Princess Furball
- Author: Charlotte Huck
- Illustrator: Anita Lobel
- Cover artist: Anita Lobel
- Language: English
- Genre: Children's literature
- Publisher: Scholastic, Inc.
- Publication date: paperback 1989
- Publication place: United States
- ISBN: 0-590-43686-4

= Princess Furball =

Princess Furball is a 1989 children's book written by Charlotte Huck and illustrated by Anita Lobel. It was Huck's first of five books she wrote for children, and one of dozens Lobel has illustrated in her career spanning over five decades. The story is, according to the author's inscription, "one of the many variants of the Cinderella story [...] readers will recognize it as being similar to the English 'Catskin' and to the Grimms' 'Many Furs' or 'Thousand Furs'." It is also independently considered a retelling of Cinderella, originating in the British Isles as well as Central and Eastern Europe. Between 1989 and 1994, 22 editions of the book were published between both English and Japanese. It has been used in classroom curricula.

==Plot summary==
A motherless Princess, often lonely but skilled in writing, reading, dancing, and cooking thanks to her maternal figure—her nurse (nanny) who recently passed away—has her hand in marriage promised to an ogre by her father, the king, who did not pay very much attention to her, against her consent; her father had brokered a deal, trafficking her in exchange for fifty wagons of silver. The princess is horrified and stalls the wedding by requesting of her father the seemingly impossible task of conjuring four bridal gifts—a dress "as golden as the sun," a dress "silvery as the moon," and a dress "as glittering as the stars." She also requests a coat made from a thousand types of fur. Unfortunately, her father is able to fulfill her wishes, meaning that she will have to marry the ogre.

Left with no choice, the princess flees with her newfound belongings as well as a golden ring, thimble, and miniature spinning wheel her mother had given her. Wearing her coat of a thousand furs, the princess trudges in the cover of night, through snow, deep into a forest which takes her to a foreign kingdom. The king there is out hunting with his men in the morning and happen upon the princess sleeping in the hollow of a tree where she had spent the night. They capture her and put her to work in the palace kitchen, under the watch of a cranky cook. Her quarters are a woodshed near the kitchen.

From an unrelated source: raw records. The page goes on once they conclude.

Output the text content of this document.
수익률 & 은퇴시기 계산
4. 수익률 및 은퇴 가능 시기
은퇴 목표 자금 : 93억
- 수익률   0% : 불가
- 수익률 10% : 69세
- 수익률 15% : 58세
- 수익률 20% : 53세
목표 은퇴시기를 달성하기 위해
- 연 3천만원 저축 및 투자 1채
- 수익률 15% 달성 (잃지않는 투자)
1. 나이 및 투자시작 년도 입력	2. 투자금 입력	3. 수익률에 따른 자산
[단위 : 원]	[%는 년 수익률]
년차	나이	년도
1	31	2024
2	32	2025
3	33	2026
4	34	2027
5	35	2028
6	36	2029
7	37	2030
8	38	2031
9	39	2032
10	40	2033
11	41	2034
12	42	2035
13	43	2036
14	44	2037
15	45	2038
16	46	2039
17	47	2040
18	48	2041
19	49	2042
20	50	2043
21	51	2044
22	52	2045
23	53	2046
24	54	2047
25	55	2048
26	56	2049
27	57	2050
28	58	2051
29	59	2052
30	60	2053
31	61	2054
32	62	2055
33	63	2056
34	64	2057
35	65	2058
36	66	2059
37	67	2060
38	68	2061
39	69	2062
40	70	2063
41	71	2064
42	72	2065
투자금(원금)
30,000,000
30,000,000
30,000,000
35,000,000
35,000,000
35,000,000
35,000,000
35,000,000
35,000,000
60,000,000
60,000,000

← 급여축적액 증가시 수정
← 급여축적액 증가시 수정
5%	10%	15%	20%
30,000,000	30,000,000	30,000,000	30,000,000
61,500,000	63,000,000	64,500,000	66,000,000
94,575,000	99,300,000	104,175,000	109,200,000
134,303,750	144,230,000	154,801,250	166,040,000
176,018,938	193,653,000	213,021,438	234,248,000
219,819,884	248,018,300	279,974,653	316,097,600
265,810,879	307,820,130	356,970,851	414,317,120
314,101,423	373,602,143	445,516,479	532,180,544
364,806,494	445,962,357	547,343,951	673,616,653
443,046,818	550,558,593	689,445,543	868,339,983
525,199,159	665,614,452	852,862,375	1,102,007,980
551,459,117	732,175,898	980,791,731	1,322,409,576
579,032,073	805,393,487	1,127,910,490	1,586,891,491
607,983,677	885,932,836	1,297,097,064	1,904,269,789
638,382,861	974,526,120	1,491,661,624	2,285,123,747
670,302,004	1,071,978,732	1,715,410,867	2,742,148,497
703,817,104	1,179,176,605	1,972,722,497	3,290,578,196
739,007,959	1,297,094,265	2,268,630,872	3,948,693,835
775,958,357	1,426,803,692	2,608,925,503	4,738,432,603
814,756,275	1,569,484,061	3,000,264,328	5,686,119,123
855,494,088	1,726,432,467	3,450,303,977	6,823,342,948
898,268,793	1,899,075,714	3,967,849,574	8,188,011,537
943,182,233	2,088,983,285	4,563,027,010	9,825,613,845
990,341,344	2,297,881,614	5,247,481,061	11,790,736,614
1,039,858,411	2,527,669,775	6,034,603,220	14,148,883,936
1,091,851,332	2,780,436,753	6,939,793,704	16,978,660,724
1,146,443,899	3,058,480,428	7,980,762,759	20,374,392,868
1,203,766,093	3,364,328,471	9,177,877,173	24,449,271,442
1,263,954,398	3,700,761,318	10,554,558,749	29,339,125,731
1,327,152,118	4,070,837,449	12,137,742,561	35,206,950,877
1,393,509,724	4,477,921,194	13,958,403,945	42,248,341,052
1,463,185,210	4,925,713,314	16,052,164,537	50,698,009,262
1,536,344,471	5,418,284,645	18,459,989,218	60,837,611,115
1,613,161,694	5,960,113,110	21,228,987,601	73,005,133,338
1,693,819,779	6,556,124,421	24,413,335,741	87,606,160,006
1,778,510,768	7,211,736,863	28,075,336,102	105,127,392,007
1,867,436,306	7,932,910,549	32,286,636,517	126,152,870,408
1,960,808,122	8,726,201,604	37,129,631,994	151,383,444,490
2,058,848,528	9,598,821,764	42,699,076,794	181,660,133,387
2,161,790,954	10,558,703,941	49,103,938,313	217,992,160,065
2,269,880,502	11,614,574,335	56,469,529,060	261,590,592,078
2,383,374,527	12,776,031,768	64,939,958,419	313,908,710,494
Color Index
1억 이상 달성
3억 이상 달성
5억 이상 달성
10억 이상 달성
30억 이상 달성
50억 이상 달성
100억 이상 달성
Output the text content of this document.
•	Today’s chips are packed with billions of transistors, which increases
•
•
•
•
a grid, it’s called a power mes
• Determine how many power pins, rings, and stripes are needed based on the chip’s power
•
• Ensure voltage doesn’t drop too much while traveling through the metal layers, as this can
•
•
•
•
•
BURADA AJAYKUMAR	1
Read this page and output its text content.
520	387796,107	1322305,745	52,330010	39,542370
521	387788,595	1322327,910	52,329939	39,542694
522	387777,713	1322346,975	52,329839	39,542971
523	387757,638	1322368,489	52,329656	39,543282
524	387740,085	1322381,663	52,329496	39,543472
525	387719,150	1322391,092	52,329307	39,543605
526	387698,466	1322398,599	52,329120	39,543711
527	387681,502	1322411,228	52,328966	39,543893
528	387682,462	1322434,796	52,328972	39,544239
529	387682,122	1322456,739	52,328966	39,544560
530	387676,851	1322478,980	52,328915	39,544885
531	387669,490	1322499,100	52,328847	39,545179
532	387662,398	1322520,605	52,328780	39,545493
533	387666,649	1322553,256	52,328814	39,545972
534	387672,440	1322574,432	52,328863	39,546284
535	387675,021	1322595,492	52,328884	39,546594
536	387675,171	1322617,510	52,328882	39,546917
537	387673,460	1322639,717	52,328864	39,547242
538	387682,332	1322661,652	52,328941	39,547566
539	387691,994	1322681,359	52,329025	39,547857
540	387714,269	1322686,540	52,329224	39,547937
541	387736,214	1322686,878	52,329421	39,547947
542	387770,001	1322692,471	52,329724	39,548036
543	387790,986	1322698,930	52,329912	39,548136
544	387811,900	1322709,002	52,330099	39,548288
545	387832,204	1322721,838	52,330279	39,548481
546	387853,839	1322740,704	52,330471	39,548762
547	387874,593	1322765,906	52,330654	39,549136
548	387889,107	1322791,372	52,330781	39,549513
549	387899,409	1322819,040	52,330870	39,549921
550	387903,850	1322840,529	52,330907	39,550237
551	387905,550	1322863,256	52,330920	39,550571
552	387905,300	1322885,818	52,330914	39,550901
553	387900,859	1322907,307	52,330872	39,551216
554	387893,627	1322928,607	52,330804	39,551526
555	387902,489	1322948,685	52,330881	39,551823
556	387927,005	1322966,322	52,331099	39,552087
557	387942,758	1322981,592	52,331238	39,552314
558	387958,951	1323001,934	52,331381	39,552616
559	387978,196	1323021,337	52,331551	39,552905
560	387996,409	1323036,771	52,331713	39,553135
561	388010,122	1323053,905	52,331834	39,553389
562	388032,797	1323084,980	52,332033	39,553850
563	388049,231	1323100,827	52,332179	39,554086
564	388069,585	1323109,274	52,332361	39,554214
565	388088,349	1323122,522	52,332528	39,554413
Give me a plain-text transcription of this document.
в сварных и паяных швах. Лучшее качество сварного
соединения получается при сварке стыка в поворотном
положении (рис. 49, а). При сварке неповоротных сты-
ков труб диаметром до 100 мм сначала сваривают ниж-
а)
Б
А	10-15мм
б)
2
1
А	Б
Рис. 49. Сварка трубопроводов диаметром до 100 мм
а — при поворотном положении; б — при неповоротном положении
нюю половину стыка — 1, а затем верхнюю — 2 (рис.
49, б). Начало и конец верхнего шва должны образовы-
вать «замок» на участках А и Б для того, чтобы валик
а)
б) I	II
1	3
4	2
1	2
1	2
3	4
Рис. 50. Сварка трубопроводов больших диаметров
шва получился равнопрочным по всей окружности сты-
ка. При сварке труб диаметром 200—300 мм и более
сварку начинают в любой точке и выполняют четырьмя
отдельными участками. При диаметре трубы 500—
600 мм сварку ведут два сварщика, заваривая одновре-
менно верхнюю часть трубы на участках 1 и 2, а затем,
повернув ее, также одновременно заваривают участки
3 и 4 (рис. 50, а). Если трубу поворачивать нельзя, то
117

When the princess learns the king will have a ball, she begs the cook to let her catch a glimpse of guests arriving. He acquiesces and she rushes to her shed where she cleans up and dons the first of her spectacular dresses. She charms the king at the ball, then flees at the end of the night before he has a chance to inquire about her further; he did not recognize her as the "Furball" he has working in the kitchen. Back in the kitchen for the night, the princess is commanded to make soup for the king, so she prepares a soup superior to the cook's usual fare and then intentionally drops her mother's golden ring into the soup bowl. Charmed by the soup's new taste and surprised by the ring, the king questions the cook who defers to Furball, the procurer, but she does not confess to know about the ring.

Come another ball, the princess once again pulls the routine of asking the cook to sneak a peek at guests, then dons her next dress. The king is once again enamored. Then Furball prepares soup, drops her thimble in it, and the line of questioning takes place once again. A third round of this occurs, involving the spinning wheel, but this time is different, as the king had slipped the golden ring on the princess's finger while dancing. She either hadn't taken notice or forgot to remove the ring prior to being questioned about the spinning wheel, revealing her true identity to the king. He professes love to her and expresses empathy upon hearing her origin story. The two are then married and live happily ever after.